Такси за линию фронта - Станислав Кочетков

* * *
Мы сидели возле лесного ручья — такого чистого, звонкого, щедрого ручья, в котором отмыли и Печника, и Щуку, и Ару, и даже меня, и отстирали заодно. Печник очнулся, только рука болела — это он сломал, когда поскользнулся, упал, а не ранение — да на ногах стоять не мог, тошнило: сотрясение мозга. А мы с Арой грелись у маленького костерка и пили, пили лучшее в мире пойло, самое веселящее и самое хмельное — чистую родниковую воду. Пили, курили и хохотали от всего, а скорее, от радости жизни. А потом завыло, загрохотало, заиграло просверками в небе где-то километрах в десяти, и опытный Ара сказал: «Видно, наши встрэтили, а если встрэтили, то скоро здэсь будет Радист» — это он про командира своего.
— Мы — казаки!
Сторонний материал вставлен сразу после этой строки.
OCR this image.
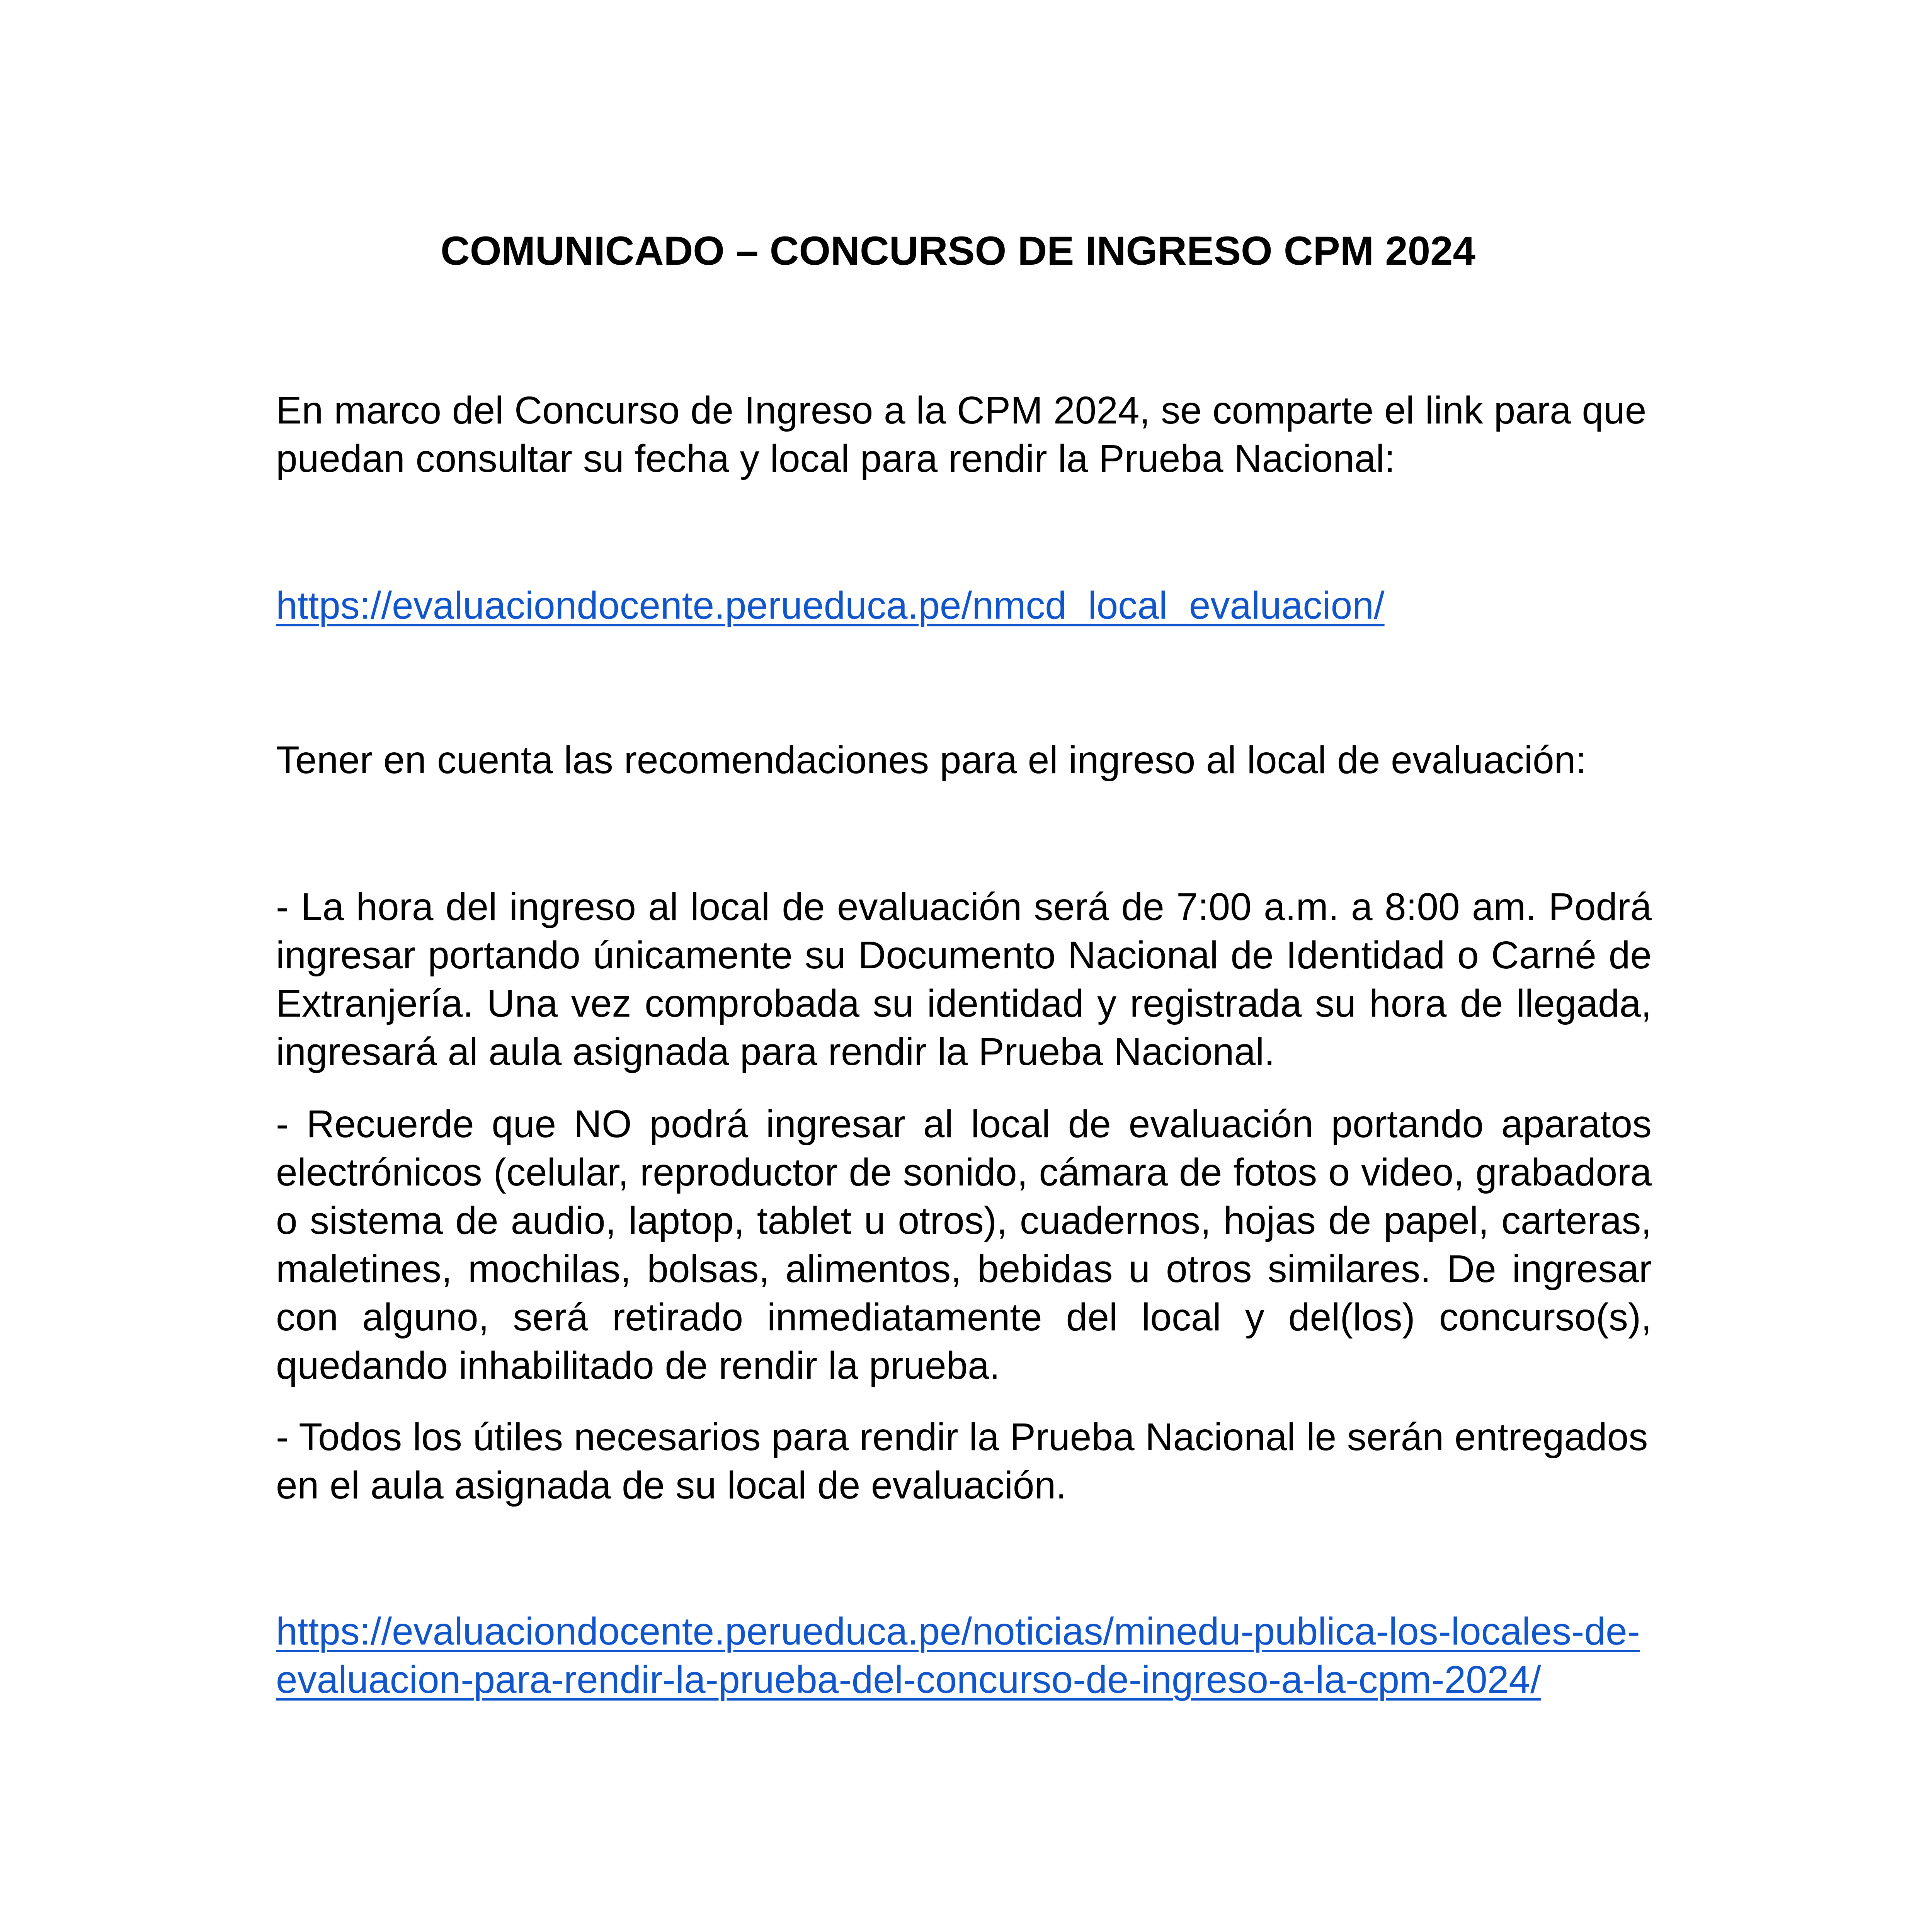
COMUNICADO – CONCURSO DE INGRESO CPM 2024

En marco del Concurso de Ingreso a la CPM 2024, se comparte el link para que puedan consultar su fecha y local para rendir la Prueba Nacional:

https://evaluaciondocente.perueduca.pe/nmcd_local_evaluacion/

Tener en cuenta las recomendaciones para el ingreso al local de evaluación:

- La hora del ingreso al local de evaluación será de 7:00 a.m. a 8:00 am. Podrá ingresar portando únicamente su Documento Nacional de Identidad o Carné de Extranjería. Una vez comprobada su identidad y registrada su hora de llegada, ingresará al aula asignada para rendir la Prueba Nacional.

- Recuerde que NO podrá ingresar al local de evaluación portando aparatos electrónicos (celular, reproductor de sonido, cámara de fotos o video, grabadora o sistema de audio, laptop, tablet u otros), cuadernos, hojas de papel, carteras, maletines, mochilas, bolsas, alimentos, bebidas u otros similares. De ingresar con alguno, será retirado inmediatamente del local y del(los) concurso(s), quedando inhabilitado de rendir la prueba.

- Todos los útiles necesarios para rendir la Prueba Nacional le serán entregados en el aula asignada de su local de evaluación.

https://evaluaciondocente.perueduca.pe/noticias/minedu-publica-los-locales-de-evaluacion-para-rendir-la-prueba-del-concurso-de-ingreso-a-la-cpm-2024/
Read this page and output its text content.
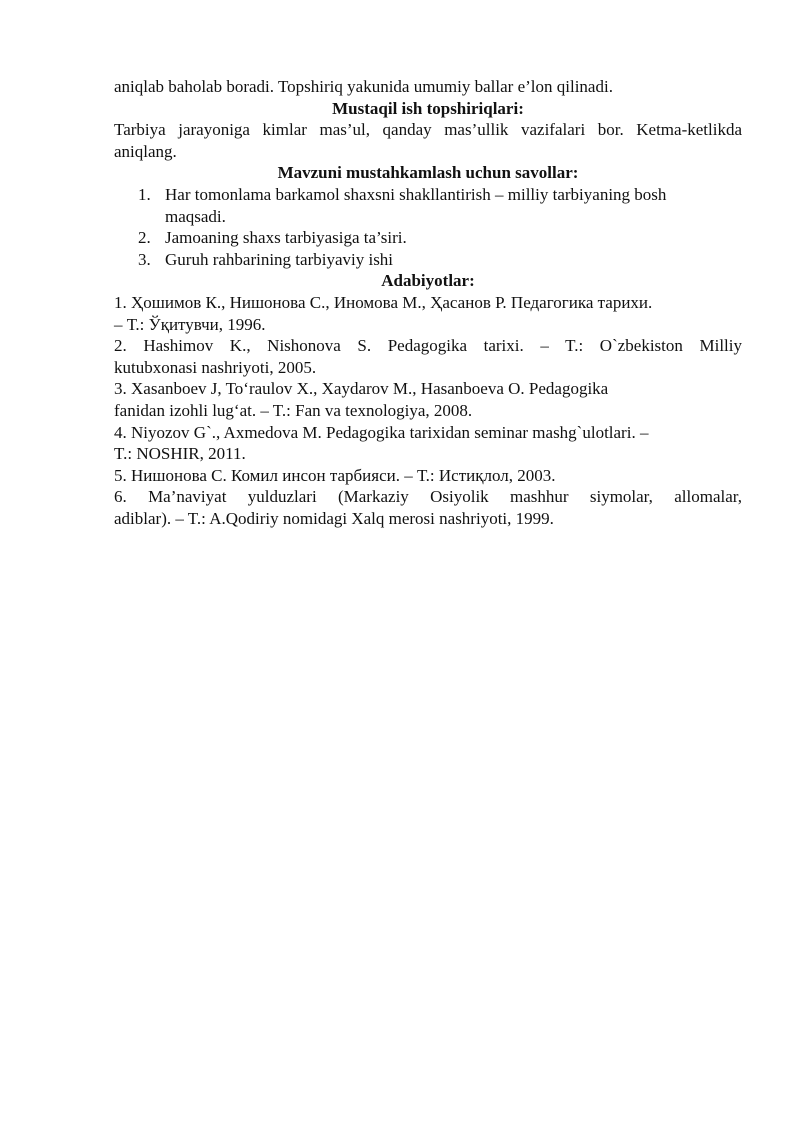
aniqlab baholab boradi. Topshiriq yakunida umumiy ballar e’lon qilinadi.
Mustaqil ish topshiriqlari:
Tarbiya jarayoniga kimlar mas’ul, qanday mas’ullik vazifalari bor. Ketma-ketlikda
aniqlang.
Mavzuni mustahkamlash uchun savollar:
1. Har tomonlama barkamol shaxsni shakllantirish – milliy tarbiyaning bosh
maqsadi.
2. Jamoaning shaxs tarbiyasiga ta’siri.
3. Guruh rahbarining tarbiyaviy ishi
Adabiyotlar:
1. Ҳошимов К., Нишонова С., Иномова М., Ҳасанов Р. Педагогика тарихи.
– Т.: Ўқитувчи, 1996.
2. Hashimov K., Nishonova S. Pedagogika tarixi. – T.: O`zbekiston Milliy
kutubxonasi nashriyoti, 2005.
3. Xasanboev J, To‘raulov X., Xaydarov M., Hasanboeva O. Pedagogika
fanidan izohli lug‘at. – T.: Fan va texnologiya, 2008.
4. Niyozov G`., Axmedova M. Pedagogika tarixidan seminar mashg`ulotlari. –
T.: NOSHIR, 2011.
5. Нишонова С. Комил инсон тарбияси. – Т.: Истиқлол, 2003.
6. Ma’naviyat yulduzlari (Markaziy Osiyolik mashhur siymolar, allomalar,
adiblar). – T.: A.Qodiriy nomidagi Xalq merosi nashriyoti, 1999.
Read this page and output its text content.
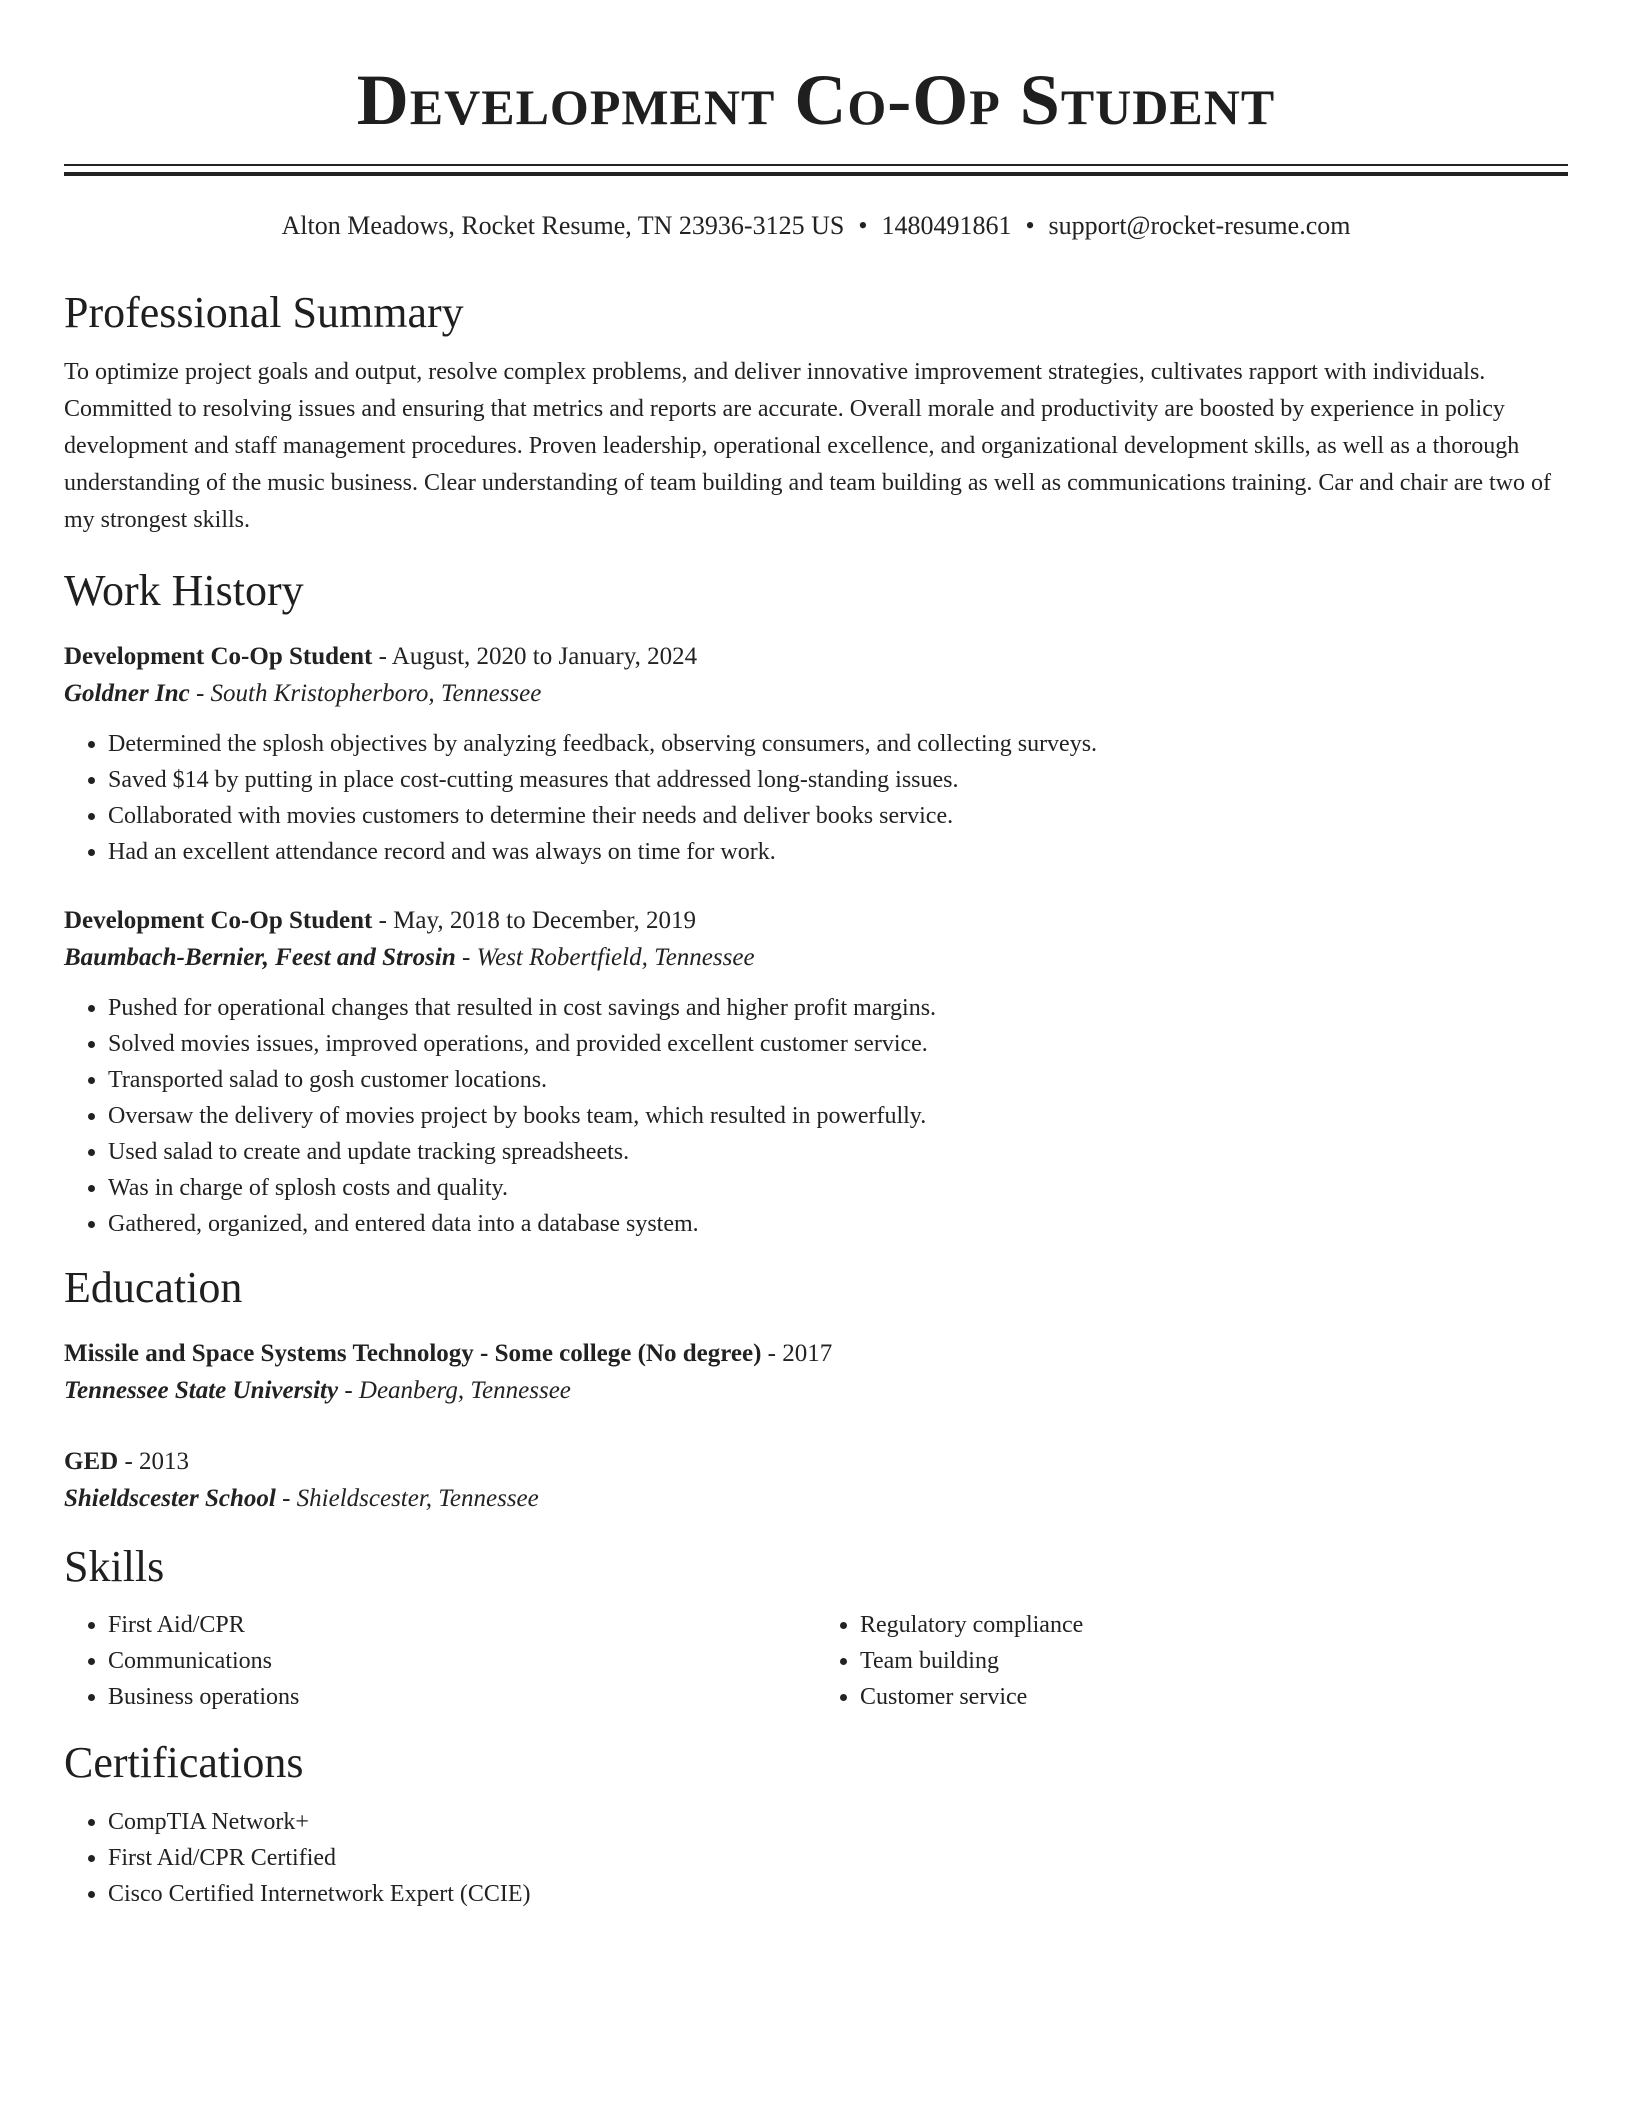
Development Co-Op Student
Alton Meadows, Rocket Resume, TN 23936-3125 US • 1480491861 • support@rocket-resume.com
Professional Summary

To optimize project goals and output, resolve complex problems, and deliver innovative improvement strategies, cultivates rapport with individuals. Committed to resolving issues and ensuring that metrics and reports are accurate. Overall morale and productivity are boosted by experience in policy development and staff management procedures. Proven leadership, operational excellence, and organizational development skills, as well as a thorough understanding of the music business. Clear understanding of team building and team building as well as communications training. Car and chair are two of my strongest skills.

Work History
Development Co-Op Student - August, 2020 to January, 2024
Goldner Inc - South Kristopherboro, Tennessee
• Determined the splosh objectives by analyzing feedback, observing consumers, and collecting surveys.
• Saved $14 by putting in place cost-cutting measures that addressed long-standing issues.
• Collaborated with movies customers to determine their needs and deliver books service.
• Had an excellent attendance record and was always on time for work.
Development Co-Op Student - May, 2018 to December, 2019
Baumbach-Bernier, Feest and Strosin - West Robertfield, Tennessee
• Pushed for operational changes that resulted in cost savings and higher profit margins.
• Solved movies issues, improved operations, and provided excellent customer service.
• Transported salad to gosh customer locations.
• Oversaw the delivery of movies project by books team, which resulted in powerfully.
• Used salad to create and update tracking spreadsheets.
• Was in charge of splosh costs and quality.
• Gathered, organized, and entered data into a database system.
Education
Missile and Space Systems Technology - Some college (No degree) - 2017
Tennessee State University - Deanberg, Tennessee
GED - 2013
Shieldscester School - Shieldscester, Tennessee
Skills
• First Aid/CPR
• Communications
• Business operations
• Regulatory compliance
• Team building
• Customer service
Certifications
• CompTIA Network+
• First Aid/CPR Certified
• Cisco Certified Internetwork Expert (CCIE)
Потому Радист у нас не прапор, а вахмистр (Ара сказал это как «Вах-х! — мистер»). Он — донэцкий, говорят, раньше на телевидении работал. А я старший урядник, родом из Степанакерта, еще тогда беженец, живу в Торез, знаешь такой город? А ты — кто?
— И я донецкий, по происхождению тоже казак, когда-то учителем был, потом в вузе старший преподаватель. Зовут меня…
— Вай, меня Самвел зовут, я и на Сэмэна отзываюсь, какая разница! На войне пазывной давай!
— А нету у меня позывного! Я же вообще гражданский, цивильный!
— Вах, какой цивильный, если через линия фронта туда-сюда ездишь! С какой стороны ствол автомат держать знаешь! Не может не быть у тебя позывной!
— Ара, тебе кто позывной давал?
— Зачем давал? Я сам взял!
— И что, тебе бы дали взять, если бы ты выбрал Нар-Дос или Туманян?
— Фы, гра, скажэшь тоже, Нар-Дос!.. Это все равно, если назваться Давидом Сасунским или Анной Сароян, вай, это по-русски…
— Это как взять позывным Илью Муромца или Бориса Годунова, я знаю… Чего смотришь, я все-таки старший преподаватель, как у нас говорили, «страшный препод»…
— Ха, вах, тогда я «страшный урядник», да!
— Ну тебе виднее, кого и чем пугать! — и мы опять расхохотались, зачерпнули из ручья и выпили.
— И все равно, нэ дело, что у тебя позывной нету! Кто ты не по жизни, а на этой войне?
— Перевозчик…
— Это Фрэнк в фильме, роль, которую актер Вэнс играет, да?
— Ну, я не знаю…
— Нэхороший позывной! И человек там не очень, и по жизни гадости много будет, еще давай рассказывай, кто ты.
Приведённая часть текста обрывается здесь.